L’Insee souligne un décrochage de l’activité française par rapport à ses voisins européens. Selon l’institut, la consommation, l’investissement et la confiance des acteurs économiques restent particulièrement fragiles. « A rebours de ses voisins, l’économie française a décroché. Contrairement au reste de l’Europe, l’activité a fléchi cet hiver et est restée stationnaire au printemps », a expliqué Dorian Roucher, responsable du département de la conjoncture de l’Insee.

L’institut prévoit malgré tout une reprise progressive en fin d’année, mais à un rythme qui reste très limité.

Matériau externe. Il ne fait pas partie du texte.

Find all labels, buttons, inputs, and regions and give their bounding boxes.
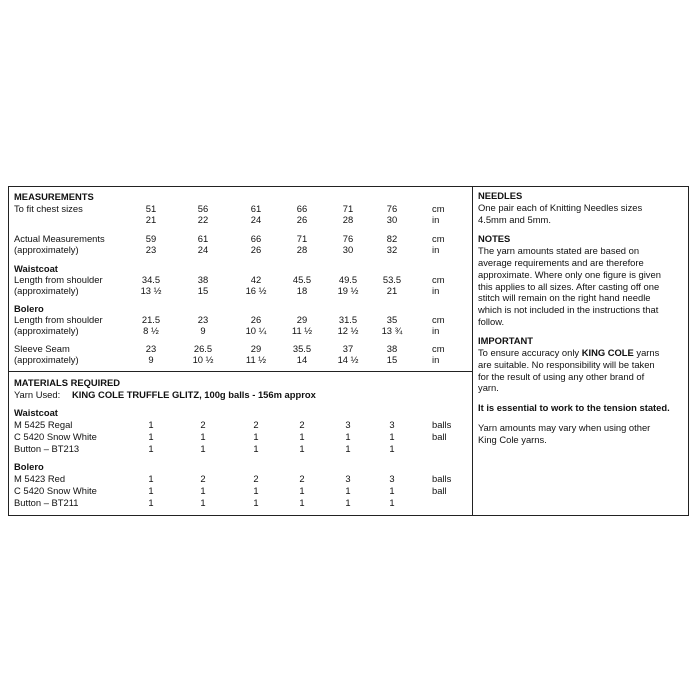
size-value-cell: 13 ¾ <box>381 325 403 336</box>
size-value-cell: 42 <box>250 274 262 285</box>
notes-line: follow. <box>478 315 505 327</box>
size-value-cell: 22 <box>197 214 209 225</box>
unit-label: in <box>432 354 440 365</box>
size-value-cell: 15 <box>197 285 209 296</box>
size-value-cell: 28 <box>296 244 308 255</box>
yarn-used-label: Yarn Used: <box>14 389 61 400</box>
size-value-cell: 3 <box>345 473 351 484</box>
needles-heading: NEEDLES <box>478 190 523 201</box>
size-value-cell: 2 <box>253 419 259 430</box>
row-label: To fit chest sizes <box>14 203 83 214</box>
size-value-cell: 35 <box>386 314 398 325</box>
size-value-cell: 30 <box>342 244 354 255</box>
size-value-cell: 14 ½ <box>337 354 359 365</box>
size-value-cell: 9 <box>200 325 206 336</box>
size-value-cell: 38 <box>197 274 209 285</box>
size-value-cell: 26 <box>250 244 262 255</box>
size-value-cell: 1 <box>253 443 259 454</box>
row-label: C 5420 Snow White <box>14 431 97 442</box>
size-value-cell: 8 ½ <box>143 325 159 336</box>
size-value-cell: 71 <box>296 233 308 244</box>
size-value-cell: 29 <box>250 343 262 354</box>
subsection-heading: Waistcoat <box>14 407 58 418</box>
size-value-cell: 10 ¼ <box>245 325 267 336</box>
column-divider <box>472 186 473 516</box>
size-value-cell: 82 <box>386 233 398 244</box>
size-value-cell: 11 ½ <box>291 325 313 336</box>
notes-line: average requirements and are therefore <box>478 257 644 269</box>
materials-heading: MATERIALS REQUIRED <box>14 377 121 388</box>
row-label: M 5425 Regal <box>14 419 73 430</box>
size-value-cell: 26 <box>296 214 308 225</box>
subsection-heading: Waistcoat <box>14 263 58 274</box>
size-value-cell: 19 ½ <box>337 285 359 296</box>
size-value-cell: 51 <box>145 203 157 214</box>
notes-line: stitch will remain on the right hand needle <box>478 292 651 304</box>
size-value-cell: 30 <box>386 214 398 225</box>
size-value-cell: 66 <box>296 203 308 214</box>
notes-line: approximate. Where only one figure is given <box>478 268 661 280</box>
row-label: Button – BT211 <box>14 497 79 508</box>
size-value-cell: 21 <box>386 285 398 296</box>
size-value-cell: 66 <box>250 233 262 244</box>
size-value-cell: 15 <box>386 354 398 365</box>
unit-label: balls <box>432 473 452 484</box>
important-line: yarn. <box>478 382 499 394</box>
size-value-cell: 1 <box>299 443 305 454</box>
size-value-cell: 23 <box>145 244 157 255</box>
row-label: (approximately) <box>14 244 79 255</box>
notes-line: this applies to all sizes. After casting off one <box>478 280 660 292</box>
unit-label: cm <box>432 274 445 285</box>
row-label: Sleeve Seam <box>14 343 70 354</box>
size-value-cell: 1 <box>148 485 154 496</box>
row-label: M 5423 Red <box>14 473 66 484</box>
size-value-cell: 9 <box>148 354 154 365</box>
row-label: Actual Measurements <box>14 233 105 244</box>
row-label: C 5420 Snow White <box>14 485 97 496</box>
unit-label: cm <box>432 314 445 325</box>
size-value-cell: 61 <box>250 203 262 214</box>
size-value-cell: 1 <box>299 431 305 442</box>
size-value-cell: 1 <box>148 443 154 454</box>
size-value-cell: 1 <box>148 473 154 484</box>
size-value-cell: 1 <box>200 497 206 508</box>
size-value-cell: 45.5 <box>292 274 312 285</box>
size-value-cell: 1 <box>200 431 206 442</box>
right-panel <box>478 190 688 445</box>
size-value-cell: 12 ½ <box>337 325 359 336</box>
unit-label: in <box>432 214 440 225</box>
size-value-cell: 34.5 <box>141 274 161 285</box>
size-value-cell: 1 <box>299 497 305 508</box>
size-value-cell: 32 <box>386 244 398 255</box>
yarn-used-value: KING COLE TRUFFLE GLITZ, 100g balls - 156m approx <box>72 389 316 400</box>
unit-label: cm <box>432 203 445 214</box>
size-value-cell: 24 <box>197 244 209 255</box>
size-value-cell: 2 <box>299 419 305 430</box>
size-value-cell: 18 <box>296 285 308 296</box>
unit-label: in <box>432 325 440 336</box>
size-value-cell: 59 <box>145 233 157 244</box>
unit-label: balls <box>432 419 452 430</box>
row-label: (approximately) <box>14 354 79 365</box>
size-value-cell: 23 <box>197 314 209 325</box>
size-value-cell: 71 <box>342 203 354 214</box>
size-value-cell: 10 ½ <box>192 354 214 365</box>
important-line: are suitable. No responsibility will be taken <box>478 359 655 371</box>
size-value-cell: 1 <box>345 443 351 454</box>
important-heading: IMPORTANT <box>478 335 534 347</box>
size-value-cell: 1 <box>200 485 206 496</box>
size-value-cell: 56 <box>197 203 209 214</box>
size-value-cell: 49.5 <box>338 274 358 285</box>
size-value-cell: 1 <box>299 485 305 496</box>
row-label: (approximately) <box>14 285 79 296</box>
size-value-cell: 14 <box>296 354 308 365</box>
size-value-cell: 3 <box>389 419 395 430</box>
size-value-cell: 24 <box>250 214 262 225</box>
notes-heading: NOTES <box>478 233 511 245</box>
unit-label: ball <box>432 431 447 442</box>
size-value-cell: 21.5 <box>141 314 161 325</box>
size-value-cell: 1 <box>389 485 395 496</box>
size-value-cell: 21 <box>145 214 157 225</box>
size-value-cell: 35.5 <box>292 343 312 354</box>
brand-name: KING COLE <box>581 347 634 359</box>
size-value-cell: 1 <box>253 485 259 496</box>
row-label: (approximately) <box>14 325 79 336</box>
size-value-cell: 38 <box>386 343 398 354</box>
size-value-cell: 1 <box>253 497 259 508</box>
footer-line: King Cole yarns. <box>478 433 547 445</box>
section-divider <box>8 371 473 372</box>
unit-label: cm <box>432 233 445 244</box>
size-value-cell: 1 <box>253 431 259 442</box>
row-label: Button – BT213 <box>14 443 80 454</box>
size-value-cell: 23 <box>145 343 157 354</box>
size-value-cell: 16 ½ <box>245 285 267 296</box>
size-value-cell: 1 <box>389 443 395 454</box>
needles-line: 4.5mm and 5mm. <box>478 213 551 225</box>
size-value-cell: 26.5 <box>193 343 213 354</box>
size-value-cell: 76 <box>342 233 354 244</box>
size-value-cell: 61 <box>197 233 209 244</box>
size-value-cell: 3 <box>345 419 351 430</box>
size-value-cell: 31.5 <box>338 314 358 325</box>
unit-label: in <box>432 285 440 296</box>
size-value-cell: 26 <box>250 314 262 325</box>
size-value-cell: 76 <box>386 203 398 214</box>
tension-note: It is essential to work to the tension stated. <box>478 402 670 414</box>
needles-line: One pair each of Knitting Needles sizes <box>478 202 643 213</box>
unit-label: cm <box>432 343 445 354</box>
size-value-cell: 11 ½ <box>245 354 267 365</box>
size-value-cell: 1 <box>200 443 206 454</box>
row-label: Length from shoulder <box>14 314 103 325</box>
size-value-cell: 13 ½ <box>140 285 162 296</box>
notes-line: The yarn amounts stated are based on <box>478 245 640 257</box>
size-value-cell: 1 <box>148 431 154 442</box>
size-value-cell: 1 <box>345 497 351 508</box>
size-value-cell: 1 <box>389 431 395 442</box>
important-line: for the result of using any other brand of <box>478 370 645 382</box>
size-value-cell: 29 <box>296 314 308 325</box>
important-line: To ensure accuracy only KING COLE yarns <box>478 347 660 359</box>
size-value-cell: 2 <box>200 473 206 484</box>
subsection-heading: Bolero <box>14 461 44 472</box>
size-value-cell: 53.5 <box>382 274 402 285</box>
size-value-cell: 1 <box>148 419 154 430</box>
size-value-cell: 1 <box>389 497 395 508</box>
size-value-cell: 2 <box>253 473 259 484</box>
size-value-cell: 2 <box>299 473 305 484</box>
row-label: Length from shoulder <box>14 274 103 285</box>
measurements-heading: MEASUREMENTS <box>14 191 94 202</box>
unit-label: ball <box>432 485 447 496</box>
footer-line: Yarn amounts may vary when using other <box>478 421 651 433</box>
size-value-cell: 3 <box>389 473 395 484</box>
size-value-cell: 37 <box>342 343 354 354</box>
size-value-cell: 28 <box>342 214 354 225</box>
size-value-cell: 1 <box>345 485 351 496</box>
notes-line: which is not included in the instructions that <box>478 303 659 315</box>
subsection-heading: Bolero <box>14 303 44 314</box>
size-value-cell: 1 <box>148 497 154 508</box>
size-value-cell: 1 <box>345 431 351 442</box>
size-value-cell: 2 <box>200 419 206 430</box>
unit-label: in <box>432 244 440 255</box>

Dans le détail, le PIB devrait progresser de 0,1 % au troisième trimestre 2026, puis de 0,2 % au quatrième trimestre, après une baisse de 0,2 % au premier trimestre et une stabilité au deuxième trimestre. Selon Dorian Roucher, la croissance française resterait largement inférieure à celle observée chez plusieurs partenaires économiques. Elle serait « trois fois moins » importante que celle des voisins de la zone euro ou du Royaume-Uni.

Cette situation de la France peut être expliquée par plusieurs facteurs. Par exemple, la consommation des ménages reste freinée par les incertitudes autour du pouvoir d’achat, tandis que les entreprises repoussent certains projets au vu de la situation économique actuelle. L’Insee mentionne aussi les conséquences possibles des épisodes de fortes chaleurs sur l’activité, même si les effets réels de la canicule restent à déterminer.

Une croissance moins importante, un pouvoir d’achat en chute libre

Le ralentissement économique se ressent directement sur les ménages. La consommation, qui représente une part importante de l’activité française, devrait progresser seulement de 0,3 % en 2026, après plusieurs années déjà peu dynamiques. Le pouvoir d’achat devrait également reculer de 0,4 % sur l’année, selon les estimations de l’Insee. Cette baisse s’expliquerait notamment par un recul de l’emploi salarié et une évolution limitée des salaires réels.

L’inflation reste aussi une source de préoccupation. Après avoir atteint 2,4 % en août, elle pourrait remonter jusqu’à 2,9 % en fin d’année, selon les projections de l’institut. Du côté des entreprises, l’investissement devrait reculer de 0,3 %. L’Insee explique cette évolution par des perspectives de demande faibles et un coût du financement plus élevé. Les ménages devraient également réduire leurs investissements, notamment dans l’immobilier, avec une baisse prévue de 1,3 %.